BRASSEUR Pierre (Pierre-Albert Espinasse : 1905-1972)

Père-Lachaise - 59ème division
dimanche 28 septembre 2014
par  Philippe Landru

Membre de la famille d’artistes Brasseur (voir le cimetière de Maisons-Lafitte), il adopta le nom de sa mère, Germaine Brasseur, comme pseudonyme.

Après ses études, il échoua au concours d’entrée au Conservatoire, puis suivit des cours d’art dramatique dispensés par Harry Baur et Fernand Ledoux. Il publia grâce à Louis Aragon, Robert Desnos et Jacques Prévert ses premiers textes dans La Révolution surréaliste. En 1924, il fit à la fois ses débuts au théâtre chez Lugné-Poe au théâtre de l’Œuvre, et au cinéma avec Jean Renoir dans La Fille de l’eau. Il incarna d’abord principalement des personnages de gigolos, puis il rencontra Jacques Prévert qui donna un tournant important à sa carrière. Son premier vrai beau rôle, il le trouve dans son interprétation du peintre alcoolique de Lumière d’été de Jean Grémillon.

Il acquit la popularité du grand public par son interprétation dans Le Quai des brumes de Marcel Carné et surtout pour son rôle de Frédérick Lemaître dans Les Enfants du paradis, mais il était déjà renommé comme acteur de théâtre.

Sa véritable passion était de jouer sur les planches. Il triompha avec Le Sexe faible d’Édouard Bourdet, dans Kean, où il incarna le grand acteur anglais raconté par Alexandre Dumas père, dans Les Mains sales et Le Diable et le Bon Dieu de Jean-Paul Sartre, comme dans Tchao de Marc-Gilbert Sauvajon ou dans Dom Juan aux Enfers de George Bernard Shaw aux côtés de Paul Meurisse.

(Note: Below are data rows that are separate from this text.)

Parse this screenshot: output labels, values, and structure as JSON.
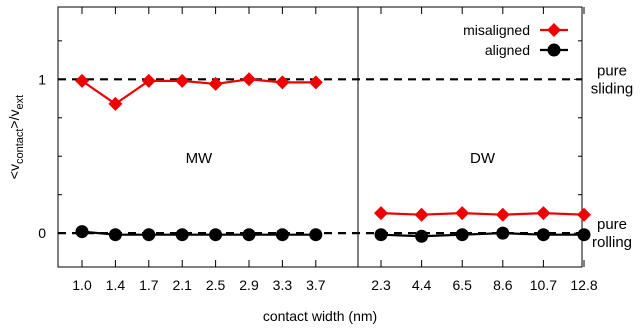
{
  "chart_data": {
    "type": "line",
    "xlabel": "contact width (nm)",
    "ylabel_main": "<v",
    "ylabel_sub1": "contact",
    "ylabel_mid": ">/v",
    "ylabel_sub2": "ext",
    "ylim": [
      -0.22,
      1.47
    ],
    "yticks": [
      0,
      1
    ],
    "grid": false,
    "legend_position": "top-right",
    "reference_lines": [
      {
        "y": 1,
        "label_lines": [
          "pure",
          "sliding"
        ]
      },
      {
        "y": 0,
        "label_lines": [
          "pure",
          "rolling"
        ]
      }
    ],
    "panels": [
      {
        "label": "MW",
        "categories": [
          "1.0",
          "1.4",
          "1.7",
          "2.1",
          "2.5",
          "2.9",
          "3.3",
          "3.7"
        ],
        "series": [
          {
            "name": "misaligned",
            "color": "#ee0000",
            "marker": "diamond",
            "values": [
              0.99,
              0.84,
              0.99,
              0.99,
              0.97,
              1.0,
              0.98,
              0.98
            ]
          },
          {
            "name": "aligned",
            "color": "#000000",
            "marker": "circle",
            "values": [
              0.01,
              -0.01,
              -0.01,
              -0.01,
              -0.01,
              -0.01,
              -0.01,
              -0.01
            ]
          }
        ]
      },
      {
        "label": "DW",
        "categories": [
          "2.3",
          "4.4",
          "6.5",
          "8.6",
          "10.7",
          "12.8"
        ],
        "series": [
          {
            "name": "misaligned",
            "color": "#ee0000",
            "marker": "diamond",
            "values": [
              0.13,
              0.12,
              0.13,
              0.12,
              0.13,
              0.12
            ]
          },
          {
            "name": "aligned",
            "color": "#000000",
            "marker": "circle",
            "values": [
              -0.01,
              -0.02,
              -0.01,
              0.0,
              -0.01,
              -0.01
            ]
          }
        ]
      }
    ]
  }
}
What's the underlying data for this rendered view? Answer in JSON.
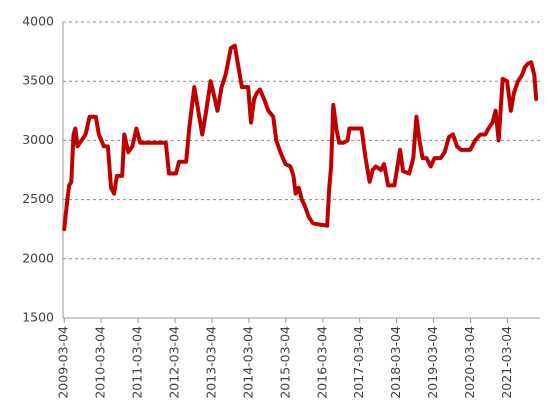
{
  "chart_data": {
    "type": "line",
    "color": "#c00000",
    "grid": true,
    "x": [
      "2009-03-04",
      "2009-04-04",
      "2009-04-22",
      "2009-05-13",
      "2009-06-04",
      "2009-06-22",
      "2009-07-13",
      "2009-08-22",
      "2009-10-01",
      "2009-11-10",
      "2010-01-10",
      "2010-02-10",
      "2010-03-31",
      "2010-05-10",
      "2010-06-10",
      "2010-07-10",
      "2010-08-07",
      "2010-09-28",
      "2010-10-19",
      "2010-11-28",
      "2011-01-07",
      "2011-02-16",
      "2011-03-25",
      "2011-07-04",
      "2011-12-04",
      "2012-01-04",
      "2012-03-13",
      "2012-04-13",
      "2012-06-22",
      "2012-07-22",
      "2012-09-10",
      "2012-10-10",
      "2012-11-28",
      "2012-12-28",
      "2013-02-19",
      "2013-03-19",
      "2013-04-28",
      "2013-06-07",
      "2013-07-16",
      "2013-09-07",
      "2013-10-16",
      "2013-11-25",
      "2013-12-25",
      "2014-02-25",
      "2014-03-25",
      "2014-04-25",
      "2014-05-22",
      "2014-06-22",
      "2014-08-01",
      "2014-09-13",
      "2014-10-31",
      "2014-11-30",
      "2015-01-10",
      "2015-03-01",
      "2015-04-19",
      "2015-05-19",
      "2015-06-10",
      "2015-07-10",
      "2015-08-10",
      "2015-09-07",
      "2015-10-19",
      "2015-11-28",
      "2016-01-28",
      "2016-04-16",
      "2016-05-07",
      "2016-05-25",
      "2016-06-16",
      "2016-07-16",
      "2016-08-13",
      "2016-09-25",
      "2016-11-04",
      "2016-11-22",
      "2017-03-22",
      "2017-05-01",
      "2017-06-10",
      "2017-07-10",
      "2017-08-10",
      "2017-10-01",
      "2017-10-31",
      "2017-12-10",
      "2018-02-10",
      "2018-03-07",
      "2018-04-07",
      "2018-05-07",
      "2018-07-07",
      "2018-08-16",
      "2018-09-16",
      "2018-10-16",
      "2018-11-16",
      "2018-12-25",
      "2019-02-04",
      "2019-03-13",
      "2019-05-13",
      "2019-06-22",
      "2019-08-04",
      "2019-09-13",
      "2019-10-22",
      "2019-12-01",
      "2020-03-01",
      "2020-04-19",
      "2020-06-10",
      "2020-07-28",
      "2020-08-28",
      "2020-10-07",
      "2020-11-07",
      "2020-12-07",
      "2021-01-16",
      "2021-02-28",
      "2021-04-07",
      "2021-05-07",
      "2021-06-16",
      "2021-07-25",
      "2021-08-25",
      "2021-09-25",
      "2021-10-25",
      "2021-11-25",
      "2021-12-13"
    ],
    "values": [
      2250,
      2500,
      2620,
      2650,
      3050,
      3100,
      2950,
      3000,
      3050,
      3200,
      3200,
      3050,
      2950,
      2950,
      2600,
      2550,
      2700,
      2700,
      3050,
      2900,
      2950,
      3100,
      2980,
      2980,
      2980,
      2720,
      2720,
      2820,
      2820,
      3100,
      3450,
      3300,
      3050,
      3200,
      3500,
      3400,
      3250,
      3450,
      3550,
      3780,
      3800,
      3600,
      3450,
      3450,
      3150,
      3350,
      3400,
      3430,
      3350,
      3250,
      3200,
      3000,
      2900,
      2800,
      2780,
      2700,
      2550,
      2600,
      2500,
      2450,
      2350,
      2300,
      2290,
      2280,
      2600,
      2780,
      3300,
      3100,
      2980,
      2980,
      3000,
      3100,
      3100,
      2850,
      2650,
      2750,
      2780,
      2750,
      2800,
      2620,
      2620,
      2750,
      2920,
      2740,
      2720,
      2850,
      3200,
      3000,
      2850,
      2850,
      2780,
      2850,
      2850,
      2900,
      3030,
      3050,
      2950,
      2920,
      2920,
      3000,
      3050,
      3050,
      3100,
      3150,
      3250,
      3000,
      3520,
      3500,
      3250,
      3400,
      3500,
      3550,
      3620,
      3650,
      3660,
      3550,
      3350
    ],
    "xlim": [
      "2009-02-20",
      "2022-01-20"
    ],
    "xticks": [
      "2009-03-04",
      "2010-03-04",
      "2011-03-04",
      "2012-03-04",
      "2013-03-04",
      "2014-03-04",
      "2015-03-04",
      "2016-03-04",
      "2017-03-04",
      "2018-03-04",
      "2019-03-04",
      "2020-03-04",
      "2021-03-04"
    ],
    "ylim": [
      1500,
      4000
    ],
    "yticks": [
      1500,
      2000,
      2500,
      3000,
      3500,
      4000
    ]
  }
}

Aragon l’introduisit dans le groupe surréaliste et il fit la connaissance d’André Breton, Paul Éluard, Benjamin Péret, Raymond Queneau. Il fut également l’auteur de plusieurs pièces.

Marié à Odette Joyeux, il eut avec elle le comédien Claude Brasseur. Il épousa ensuite la pianiste Lina Magrini et vécut plusieurs années avec la chanteuse Catherine Sauvage.

Sa tombe, simple dalle, n’est pas simple à trouver : elle se trouve sensiblement au centre de la division.